Die Thüringerinnen erwartet ein super besetztes Team. Elf WM-Bronzemedaillengewinnerinnen, mit Lois Abbingh eine Vizeweltmeisterin und die beiden ehemaligen Welthandballerinnen Alexandra do Nascimento und Allison Pineau stehen für handballerische Spitzenqualität. Letztere sorgte mit einem überraschenden Hüftwurf buchstäblich mit dem Abpfiff für den 18:17-Erfolg über Fleury. Unsere Frauen kennen die Atmosphäre in den rumänischen Hallen, speziell in Baia Mare. Das Publikum feiert jedes Heimspiel als ein Event und treibt das eigene Team nach vorn. Einen freundlichen Empfang wird es wohl nur für die beiden rumänischen Nationalspielerinnen in Reihen des Thüringer HC geben. Eliza Buceschi erwartet ein „spezielles Heimspiel“. In Baia Mare geboren und aufgewachsen, hat sie hier das Handballspielen erlernt und war bis auf ein Jahr in Valcea für den HCM Baia Mare aktiv.

Nicht ganz ohne Personal-Sorgen fährt Herbert Müller nach Rumänien. Marieke Blase, zuletzt mit längeren Einsatzzeiten, zog sich im Montagtraining einen Muskelfaserriss zu und fällt für 3 bis 4 Wochen aus. Beate Scheffknecht, im Spiel gegen Oldenburg unglücklich auf den Schuh einer Gegenspielerin gestürzt, kann mit einer Rippenprellung ebenfalls nicht spielen. Sonja Frey und Eliza Buceschi trainierten in dieser Woche Grippe geschwächt – das Vorhaben des Trainers, möglichst vielen Spielerinnen Einsatzzeiten zu geben, scheint infrage gestellt.

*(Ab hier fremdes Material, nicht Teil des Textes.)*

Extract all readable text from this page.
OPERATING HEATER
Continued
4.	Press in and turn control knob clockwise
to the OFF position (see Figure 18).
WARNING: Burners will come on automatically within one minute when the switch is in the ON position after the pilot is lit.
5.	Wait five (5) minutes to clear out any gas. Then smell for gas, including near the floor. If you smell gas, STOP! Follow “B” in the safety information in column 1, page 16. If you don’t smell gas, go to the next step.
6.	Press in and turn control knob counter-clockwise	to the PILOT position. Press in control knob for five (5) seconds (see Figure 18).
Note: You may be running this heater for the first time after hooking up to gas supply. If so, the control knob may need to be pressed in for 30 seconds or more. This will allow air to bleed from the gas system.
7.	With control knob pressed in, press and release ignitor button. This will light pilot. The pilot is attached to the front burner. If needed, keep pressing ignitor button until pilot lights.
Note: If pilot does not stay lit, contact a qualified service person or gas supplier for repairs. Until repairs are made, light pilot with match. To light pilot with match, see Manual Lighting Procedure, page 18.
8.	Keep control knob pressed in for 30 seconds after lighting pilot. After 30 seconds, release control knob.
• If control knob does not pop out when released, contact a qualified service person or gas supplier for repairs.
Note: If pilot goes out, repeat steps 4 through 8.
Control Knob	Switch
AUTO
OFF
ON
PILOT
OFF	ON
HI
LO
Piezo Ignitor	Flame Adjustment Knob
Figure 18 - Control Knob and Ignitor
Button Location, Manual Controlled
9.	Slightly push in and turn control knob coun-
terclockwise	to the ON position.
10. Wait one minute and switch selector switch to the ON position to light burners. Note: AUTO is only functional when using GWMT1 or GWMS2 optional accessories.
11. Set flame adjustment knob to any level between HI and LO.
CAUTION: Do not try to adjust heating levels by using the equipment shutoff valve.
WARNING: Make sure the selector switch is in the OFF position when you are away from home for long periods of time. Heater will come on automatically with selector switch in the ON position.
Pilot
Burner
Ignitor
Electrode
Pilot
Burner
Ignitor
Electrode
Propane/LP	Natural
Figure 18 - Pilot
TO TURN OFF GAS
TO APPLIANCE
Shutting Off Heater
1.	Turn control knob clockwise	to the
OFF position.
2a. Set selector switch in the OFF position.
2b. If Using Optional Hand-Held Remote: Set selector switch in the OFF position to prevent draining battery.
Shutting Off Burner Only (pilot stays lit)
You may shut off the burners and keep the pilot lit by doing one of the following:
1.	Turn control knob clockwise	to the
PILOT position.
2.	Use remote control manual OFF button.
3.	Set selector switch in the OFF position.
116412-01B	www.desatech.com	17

Für Herbert Müller wird es ein Wiedersehen mit guten alten Bekannten aus seiner Zeit in Brasov geben. Er freut sich außerdem auf die rumänische Küche. Überbackener Käse mit roten Zwiebeln, Krautwickel und Polenta, Kuddelfleckensuppe – Spezialitäten, die seinen Frauen sicher nicht allen so wie ihm schmecken werden. Aber dass es darum nur am Rande geht, machte Herbert Müller deutlich. Trotz der beiden Spiele in der Champions League gilt hohe Konzentration den nächsten Partien in der Meisterschaft, u.a. gegen die SG BBM Bietigheim. Deshalb gibt es für das Team vier Tage trainingsfrei, Herbert Müller und die österreichischen Nationalspielerinnen fahren allerdings zum Lehrgang ihrer Nationalmannschaft in Wien. Am Mittwoch dann, steigen alle wieder ins Mannschaftstraining ein.